この映画は、きっとある種の観客(映画祭に来られる方のもしかしたら大半)には拒絶反応をもたらすと思います。とても暴力的なシーンが多いから。それも、ヤクザ映画のようなカラっとした娯楽的なバイオレンスではなく、この上なく陰湿で、シャレにならない、本物の暴力だからです。ゴトウも個人的にバイオレンスが苦手で、いじめのシーンの苛烈さには、目を覆いたくなるものがありました。それでもなお、(必死に自分を奮い立たせながら)映画を見届けました。そして、最終的には、観てよかった…と思えました。それは、暴力の意味が反転し(愛の表現となり)、感動を呼ぶ瞬間(カタルシス)があり、絶望的な現実のなかで孤独な魂を寄せ合う一筋の希望が見えたからです。
それは、これまでほとんど経験したことのない類の、体の奥底に眠っていた何かが揺り動かされるような、激しくエモーショナルなものでした。
フーコーの言う「友愛」ってこういうことじゃないかとさえ思いました。ホモソーシャルな権力の王国が、男たちが不意に愛し合いはじめることで撹乱されるのです。

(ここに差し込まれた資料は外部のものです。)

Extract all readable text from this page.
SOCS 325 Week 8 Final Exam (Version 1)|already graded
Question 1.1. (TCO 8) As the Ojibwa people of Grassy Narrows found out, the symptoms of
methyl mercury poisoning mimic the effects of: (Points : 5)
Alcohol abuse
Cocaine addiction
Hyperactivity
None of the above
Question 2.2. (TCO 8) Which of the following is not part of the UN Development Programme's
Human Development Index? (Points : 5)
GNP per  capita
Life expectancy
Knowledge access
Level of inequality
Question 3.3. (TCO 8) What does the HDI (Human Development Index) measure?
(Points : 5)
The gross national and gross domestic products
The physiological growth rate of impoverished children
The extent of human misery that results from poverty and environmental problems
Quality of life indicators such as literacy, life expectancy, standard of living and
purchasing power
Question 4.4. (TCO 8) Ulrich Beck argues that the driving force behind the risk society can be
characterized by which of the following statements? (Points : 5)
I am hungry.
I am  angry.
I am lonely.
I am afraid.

同時に、そこには「男の美学」があり、また、エロティシズムがありました。
ハン・ギウンという男の子は、(ヨンジュが見た目普通であるのとは対照的に)すさまじいエロス(男の色気)を発しています。不良グループのボスでありながら、その本心は誰も知らない、ミステリアスな存在であり、ある意味、孤高のアンチヒーローです。

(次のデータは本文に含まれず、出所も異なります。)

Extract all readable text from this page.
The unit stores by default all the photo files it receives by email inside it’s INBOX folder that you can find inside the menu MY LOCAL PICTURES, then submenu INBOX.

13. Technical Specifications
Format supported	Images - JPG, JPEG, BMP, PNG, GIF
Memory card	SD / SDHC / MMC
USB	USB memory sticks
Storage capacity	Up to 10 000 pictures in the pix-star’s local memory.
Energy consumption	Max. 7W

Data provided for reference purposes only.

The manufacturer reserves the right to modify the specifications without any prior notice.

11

もともとヨンジュたちとつるんでいたぜギウンはなぜ今、こんなに荒れているのか。母親と二人暮しの貧しい生活をしながら、夜はピザの配達のバイトをしています。同時に、ヤクザっぽい男と関係を持ちながら、誰かを探しています。それは、犯罪を犯した後に行方知れずとなっていた父親だと明らかにされます。

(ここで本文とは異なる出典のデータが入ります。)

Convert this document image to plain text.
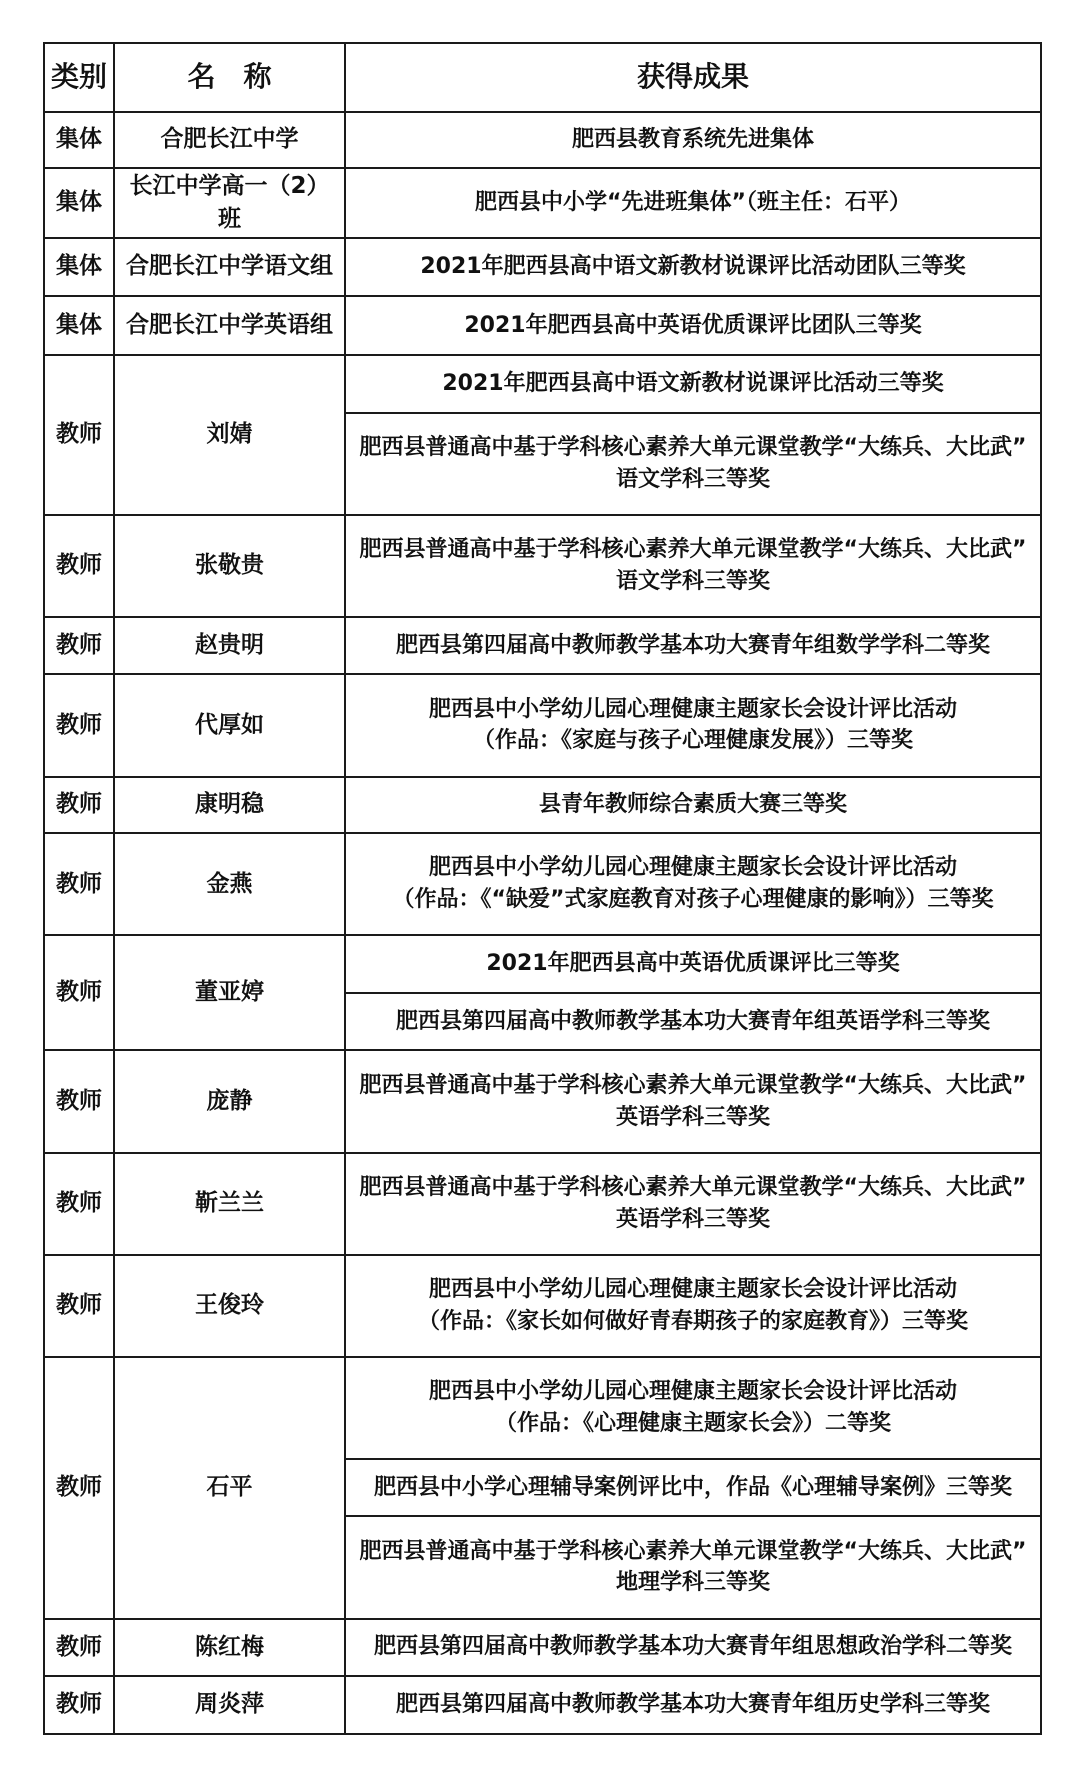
类别	名　称	获得成果
集体	合肥长江中学	肥西县教育系统先进集体
集体	长江中学高一（2）班	肥西县中小学“先进班集体”（班主任：石平）
集体	合肥长江中学语文组	2021年肥西县高中语文新教材说课评比活动团队三等奖
集体	合肥长江中学英语组	2021年肥西县高中英语优质课评比团队三等奖
教师	刘婧	2021年肥西县高中语文新教材说课评比活动三等奖
		肥西县普通高中基于学科核心素养大单元课堂教学“大练兵、大比武”
语文学科三等奖
教师	张敬贵	肥西县普通高中基于学科核心素养大单元课堂教学“大练兵、大比武”
语文学科三等奖
教师	赵贵明	肥西县第四届高中教师教学基本功大赛青年组数学学科二等奖
教师	代厚如	肥西县中小学幼儿园心理健康主题家长会设计评比活动
（作品：《家庭与孩子心理健康发展》）三等奖
教师	康明稳	县青年教师综合素质大赛三等奖
教师	金燕	肥西县中小学幼儿园心理健康主题家长会设计评比活动
（作品：《“缺爱”式家庭教育对孩子心理健康的影响》）三等奖
教师	董亚婷	2021年肥西县高中英语优质课评比三等奖
		肥西县第四届高中教师教学基本功大赛青年组英语学科三等奖
教师	庞静	肥西县普通高中基于学科核心素养大单元课堂教学“大练兵、大比武”
英语学科三等奖
教师	靳兰兰	肥西县普通高中基于学科核心素养大单元课堂教学“大练兵、大比武”
英语学科三等奖
教师	王俊玲	肥西县中小学幼儿园心理健康主题家长会设计评比活动
（作品：《家长如何做好青春期孩子的家庭教育》）三等奖
教师	石平	肥西县中小学幼儿园心理健康主题家长会设计评比活动
（作品：《心理健康主题家长会》）二等奖
		肥西县中小学心理辅导案例评比中，作品《心理辅导案例》三等奖
		肥西县普通高中基于学科核心素养大单元课堂教学“大练兵、大比武”
地理学科三等奖
教师	陈红梅	肥西县第四届高中教师教学基本功大赛青年组思想政治学科二等奖
教师	周炎萍	肥西县第四届高中教师教学基本功大赛青年组历史学科三等奖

そうしたサイドストーリーが進んでいくにつれ、ギウンのナイーブな面が見えてきて、取り巻きたちのようなただの悪党やギテクのような情けない輩とは一線を画す、人間的な魅力が輝きを帯びてきます。ヨンジュだけが、彼のことを知ろうと努め、愛します。初めはそれを気持ち悪いと拒んでいたギウンも、「お前には友達がいない」という言葉でハッとさせられます。世界が変わっていく瞬間です。
もう1つ、大切なエピソードがあります。ヨンジュはときどき、アプリで知り合ったほかの高校のゲイの子と「Night Flight」という閉店したゲイバーの跡地で会っているのです。そこは街を見下ろす高台にあり、二人は夜景を眺めながら苦労を分かち合い、ほんの束の間、心を慰め合います。「Night Flight(夜間飛行)」は、彼らにとって唯一、安心してゲイでいられる居場所であり、大切な隠れ家なのです(現実が過酷だからこそ、そういう場所がかけがえのない意味を帯びてきます)。「Night Flight」から望むソウルの夜景は、間違いなく、この映画の最も美しいシーンのひとつでした。
孤独で、不器用で、だからこそ愛しい、男たちの絆の物語。ほろ苦くて、どこか滑稽で。正直、『ブロークバック・マウンテン』の時のように、しばらく余韻を引きずってしまうような、切ない映画でした。ゴトウは二度ほど、泣きました。
今後、『後悔なんてしない』のように一般上映されるかもしれませんし(なにしろベルリン国際映画祭に出品された作品です)。韓国映画の特集上映などに盛り込まれることもあるかもしれません。機会があればぜひ、(いろいろ覚悟のうえで)ご覧になってください。